Additionally, they evaluate collateralson the basis of their authenticity and exact purity. Most lenders accept gold items of 18K-24K purity.
The higher the purity, the greater will be the available loan amount. However, individuals should opt for the exact amount they need. Otherwise, a default due to over-borrowing can lead to auctioning of your pledged valuables.
- Accepted collateral type
An important aspect to note before applying for gold-backed funds is the type of gold items accepted as collateral.
Most financial institutions require applicants to pledge only gold jewellery items to qualify for funds. Other types of gold items like gold coins and bars are often not considered eligible collaterals for this secured funding.

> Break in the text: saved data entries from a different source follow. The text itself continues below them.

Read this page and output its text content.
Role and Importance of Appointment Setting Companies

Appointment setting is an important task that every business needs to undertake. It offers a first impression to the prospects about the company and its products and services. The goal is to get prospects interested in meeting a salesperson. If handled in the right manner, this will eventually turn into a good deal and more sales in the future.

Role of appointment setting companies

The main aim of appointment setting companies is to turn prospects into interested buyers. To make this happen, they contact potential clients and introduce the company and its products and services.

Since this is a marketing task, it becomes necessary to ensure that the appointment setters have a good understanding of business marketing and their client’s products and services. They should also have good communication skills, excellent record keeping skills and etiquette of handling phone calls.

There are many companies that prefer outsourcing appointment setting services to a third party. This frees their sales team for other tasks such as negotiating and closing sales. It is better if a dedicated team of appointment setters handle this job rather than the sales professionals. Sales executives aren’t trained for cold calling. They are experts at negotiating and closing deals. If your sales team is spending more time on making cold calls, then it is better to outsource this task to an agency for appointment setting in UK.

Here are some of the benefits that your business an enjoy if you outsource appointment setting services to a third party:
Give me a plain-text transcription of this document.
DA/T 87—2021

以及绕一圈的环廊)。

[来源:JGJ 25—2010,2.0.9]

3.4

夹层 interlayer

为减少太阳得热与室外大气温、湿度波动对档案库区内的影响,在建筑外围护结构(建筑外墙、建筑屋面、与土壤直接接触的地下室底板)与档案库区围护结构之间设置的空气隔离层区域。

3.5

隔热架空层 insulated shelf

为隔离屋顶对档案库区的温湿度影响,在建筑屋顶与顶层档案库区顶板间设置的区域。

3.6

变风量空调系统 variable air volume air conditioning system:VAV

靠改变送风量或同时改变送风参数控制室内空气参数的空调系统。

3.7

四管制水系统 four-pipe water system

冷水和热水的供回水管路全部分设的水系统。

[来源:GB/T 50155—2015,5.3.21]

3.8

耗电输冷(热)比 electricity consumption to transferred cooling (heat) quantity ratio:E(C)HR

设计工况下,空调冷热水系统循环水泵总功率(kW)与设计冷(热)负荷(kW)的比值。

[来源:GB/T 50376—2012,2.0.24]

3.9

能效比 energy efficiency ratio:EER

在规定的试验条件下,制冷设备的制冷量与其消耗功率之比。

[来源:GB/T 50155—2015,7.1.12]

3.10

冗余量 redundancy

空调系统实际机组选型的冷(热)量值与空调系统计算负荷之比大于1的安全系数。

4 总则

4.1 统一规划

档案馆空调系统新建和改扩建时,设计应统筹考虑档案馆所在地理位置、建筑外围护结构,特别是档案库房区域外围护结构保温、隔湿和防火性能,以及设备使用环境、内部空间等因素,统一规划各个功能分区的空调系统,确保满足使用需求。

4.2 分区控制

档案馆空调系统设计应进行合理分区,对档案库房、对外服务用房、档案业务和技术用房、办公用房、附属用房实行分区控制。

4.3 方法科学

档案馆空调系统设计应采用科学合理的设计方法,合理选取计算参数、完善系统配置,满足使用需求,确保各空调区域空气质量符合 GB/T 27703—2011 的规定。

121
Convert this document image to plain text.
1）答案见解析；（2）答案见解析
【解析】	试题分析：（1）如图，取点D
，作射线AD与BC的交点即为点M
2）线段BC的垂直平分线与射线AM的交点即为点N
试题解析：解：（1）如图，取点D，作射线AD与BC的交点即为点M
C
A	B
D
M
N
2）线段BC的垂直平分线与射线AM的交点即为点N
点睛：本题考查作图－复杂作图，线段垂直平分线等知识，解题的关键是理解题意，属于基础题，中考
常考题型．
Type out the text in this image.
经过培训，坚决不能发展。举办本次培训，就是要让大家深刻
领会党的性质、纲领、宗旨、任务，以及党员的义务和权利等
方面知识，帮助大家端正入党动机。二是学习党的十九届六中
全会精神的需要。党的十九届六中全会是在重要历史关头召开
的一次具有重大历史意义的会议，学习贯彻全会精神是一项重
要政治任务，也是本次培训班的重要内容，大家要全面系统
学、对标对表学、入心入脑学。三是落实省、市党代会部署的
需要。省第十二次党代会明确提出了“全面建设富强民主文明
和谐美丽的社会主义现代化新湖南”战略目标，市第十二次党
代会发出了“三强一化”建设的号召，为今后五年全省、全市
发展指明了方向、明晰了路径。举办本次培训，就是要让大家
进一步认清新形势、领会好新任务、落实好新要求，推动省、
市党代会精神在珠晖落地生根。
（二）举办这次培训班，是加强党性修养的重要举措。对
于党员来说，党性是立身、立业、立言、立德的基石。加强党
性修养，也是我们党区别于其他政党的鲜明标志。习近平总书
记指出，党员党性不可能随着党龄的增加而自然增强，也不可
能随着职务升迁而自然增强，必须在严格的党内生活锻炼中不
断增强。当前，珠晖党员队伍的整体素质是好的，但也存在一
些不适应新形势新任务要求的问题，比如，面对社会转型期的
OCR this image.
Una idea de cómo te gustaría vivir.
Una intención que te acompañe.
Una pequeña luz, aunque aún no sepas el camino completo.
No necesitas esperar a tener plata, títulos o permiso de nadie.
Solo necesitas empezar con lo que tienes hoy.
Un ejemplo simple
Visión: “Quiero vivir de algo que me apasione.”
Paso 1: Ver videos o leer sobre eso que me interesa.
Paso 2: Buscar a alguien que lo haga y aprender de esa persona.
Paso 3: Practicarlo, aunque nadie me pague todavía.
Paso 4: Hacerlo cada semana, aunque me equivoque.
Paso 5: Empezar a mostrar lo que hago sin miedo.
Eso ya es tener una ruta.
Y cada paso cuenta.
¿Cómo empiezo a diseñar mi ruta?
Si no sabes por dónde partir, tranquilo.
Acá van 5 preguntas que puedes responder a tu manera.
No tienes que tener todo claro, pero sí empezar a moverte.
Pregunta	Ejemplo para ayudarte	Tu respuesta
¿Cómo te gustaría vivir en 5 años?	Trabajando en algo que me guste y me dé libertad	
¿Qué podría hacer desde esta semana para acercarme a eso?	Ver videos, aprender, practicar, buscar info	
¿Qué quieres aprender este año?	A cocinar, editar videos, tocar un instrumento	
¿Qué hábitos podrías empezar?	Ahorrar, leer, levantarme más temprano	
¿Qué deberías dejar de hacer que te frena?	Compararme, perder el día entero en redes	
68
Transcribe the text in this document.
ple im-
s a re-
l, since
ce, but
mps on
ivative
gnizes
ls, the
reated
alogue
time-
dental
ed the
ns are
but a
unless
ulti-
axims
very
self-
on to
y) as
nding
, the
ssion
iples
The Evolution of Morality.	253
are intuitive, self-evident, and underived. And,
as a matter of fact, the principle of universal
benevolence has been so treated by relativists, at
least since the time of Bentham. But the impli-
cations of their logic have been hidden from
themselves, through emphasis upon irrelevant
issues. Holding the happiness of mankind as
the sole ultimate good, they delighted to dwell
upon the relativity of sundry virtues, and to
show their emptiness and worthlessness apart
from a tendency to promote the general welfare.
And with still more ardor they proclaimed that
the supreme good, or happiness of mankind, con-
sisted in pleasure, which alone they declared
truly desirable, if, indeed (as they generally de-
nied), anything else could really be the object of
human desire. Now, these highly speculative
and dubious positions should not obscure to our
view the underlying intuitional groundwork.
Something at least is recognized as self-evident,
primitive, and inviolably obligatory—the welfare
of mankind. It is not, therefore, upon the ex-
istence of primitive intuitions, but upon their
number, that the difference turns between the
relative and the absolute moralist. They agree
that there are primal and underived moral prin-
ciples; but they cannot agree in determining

Also, note that loan providers do not accept stone-studded gold ornaments as collateral. Therefore, concerned individuals should prioritise pledging only pure gold jewellery items.
- Eligibility and documentation
Loans against gold generally come with easy eligibility. Generally, businessmen, salaried individuals, farmers, and traders, alike can avail of a gold loan if they are aged between 21 and 70 years.
As far as documentation is concerned, applicants only need to submit their KYC documents. Such simple and minimal paperwork also speed up loan disbursal, making gold loans ideal for emergencies.
Besides the above factors, individuals must also know how to apply for a gold loan in advance. Almost all lenders allow individuals to apply for such funds online by simply filling in an application form on their website. Once done, applicants can complete the verification and gold appraisal process with a representative to get the gold loan approval and disbursal.